Nusinersen corrects L-arginine deficiency in the cerebrospinal fluid of patients with severe spinal muscular atrophy

Abstract

Spinal Muscular Atrophy (SMA) is a progressive neuromuscular disorder caused by homozygous loss of the survival motor neuron 1 (SMN1) gene, leading to reduced SMN protein expression. Increasing evidence implicates neurotransmission deficits in the pathophysiology of SMA. In particular, alterations in neuroactive amino acids involved in glutamatergic neurotransmission have recently been identified in both the cerebrospinal fluid (CSF) of SMApatients and the spinal cord of SMNΔ7 mouse models. L-arginine, a precursor of nitric oxide, plays a critical role in glutamatergic receptor signalling, influencing neurotransmitter release, synaptic plasticity, and neuroprotection. However, it remains unclear whether SMN deficiency affects L-arginine metabolism in SMA. To address this, we used high-performance liquid chromatography to investigate whether SMN deficiency alters L-arginine homeostasis in the central nervous system of SMNΔ7 mice and in the CSF of SMA patients with varying disease severity, both before and after treatment with the SMN-inducing therapy Nusinersen.
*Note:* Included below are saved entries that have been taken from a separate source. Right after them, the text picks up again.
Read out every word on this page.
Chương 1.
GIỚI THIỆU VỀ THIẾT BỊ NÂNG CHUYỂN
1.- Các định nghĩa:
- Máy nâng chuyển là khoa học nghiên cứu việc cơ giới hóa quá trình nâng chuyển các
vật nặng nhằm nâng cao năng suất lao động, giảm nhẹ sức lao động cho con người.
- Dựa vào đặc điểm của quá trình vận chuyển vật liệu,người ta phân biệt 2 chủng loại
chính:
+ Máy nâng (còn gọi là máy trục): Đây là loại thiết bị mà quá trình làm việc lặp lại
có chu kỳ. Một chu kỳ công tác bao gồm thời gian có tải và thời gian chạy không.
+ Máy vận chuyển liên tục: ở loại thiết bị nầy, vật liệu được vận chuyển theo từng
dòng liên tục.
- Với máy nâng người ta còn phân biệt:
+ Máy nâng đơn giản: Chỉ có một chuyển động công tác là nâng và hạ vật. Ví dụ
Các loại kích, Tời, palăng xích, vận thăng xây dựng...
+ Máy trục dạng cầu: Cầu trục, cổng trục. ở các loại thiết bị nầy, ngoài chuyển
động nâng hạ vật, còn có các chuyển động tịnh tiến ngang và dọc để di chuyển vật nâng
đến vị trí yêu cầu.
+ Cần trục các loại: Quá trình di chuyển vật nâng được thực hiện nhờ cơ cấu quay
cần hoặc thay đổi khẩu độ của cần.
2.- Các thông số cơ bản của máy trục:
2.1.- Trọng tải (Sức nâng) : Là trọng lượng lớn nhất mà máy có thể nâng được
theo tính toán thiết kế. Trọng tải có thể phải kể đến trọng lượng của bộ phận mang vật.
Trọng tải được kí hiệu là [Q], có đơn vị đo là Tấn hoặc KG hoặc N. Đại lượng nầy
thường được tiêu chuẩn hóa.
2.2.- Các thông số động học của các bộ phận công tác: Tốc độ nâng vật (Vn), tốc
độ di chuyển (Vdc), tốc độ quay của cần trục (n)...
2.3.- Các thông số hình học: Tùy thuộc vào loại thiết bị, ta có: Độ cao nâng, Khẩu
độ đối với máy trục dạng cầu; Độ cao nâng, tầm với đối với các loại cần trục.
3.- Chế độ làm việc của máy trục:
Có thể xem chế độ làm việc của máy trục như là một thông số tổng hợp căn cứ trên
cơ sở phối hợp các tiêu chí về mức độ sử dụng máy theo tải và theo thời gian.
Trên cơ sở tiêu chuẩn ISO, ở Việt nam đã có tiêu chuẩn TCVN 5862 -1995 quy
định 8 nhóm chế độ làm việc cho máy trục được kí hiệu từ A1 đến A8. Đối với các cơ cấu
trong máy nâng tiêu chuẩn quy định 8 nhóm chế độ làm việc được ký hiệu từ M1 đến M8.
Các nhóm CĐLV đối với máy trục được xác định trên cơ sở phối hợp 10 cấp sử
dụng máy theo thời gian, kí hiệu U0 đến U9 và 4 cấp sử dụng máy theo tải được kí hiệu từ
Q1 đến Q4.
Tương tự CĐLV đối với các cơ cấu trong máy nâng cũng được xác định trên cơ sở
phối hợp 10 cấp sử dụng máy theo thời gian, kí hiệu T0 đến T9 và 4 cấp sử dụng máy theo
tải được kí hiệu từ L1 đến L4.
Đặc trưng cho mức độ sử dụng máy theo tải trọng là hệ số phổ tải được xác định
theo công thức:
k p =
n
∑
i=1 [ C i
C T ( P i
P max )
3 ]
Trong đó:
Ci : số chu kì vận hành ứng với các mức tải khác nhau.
Notably, we observed significantly reduced L-arginine levels in the brainstem and spinal cord of symptomatic SMA mice compared to age-matched wild-type littermates. Consistent with these findings, we revealed lower L-arginine levels in severe SMA1 patients compared to milder SMA2 and SMA3 patients and healthy controls, enhancing the translational strength of our findings. Importantly, Nusinersen-mediated SMN upregulation fully restored L-arginine homeostasis in the CSF of severe SMA1 patients. In conclusion, our results demonstrate a dysregulation of L-arginine in SMA and highlight a role for SMN-enhancing therapies in restoring neurochemical alterations observed in patients with this neurodegenerative disease.

Keywords: Cereberal spinal fluid; L-arginine; Nusinersen; SMNΔ7 mice; Spinal muscular atrophy.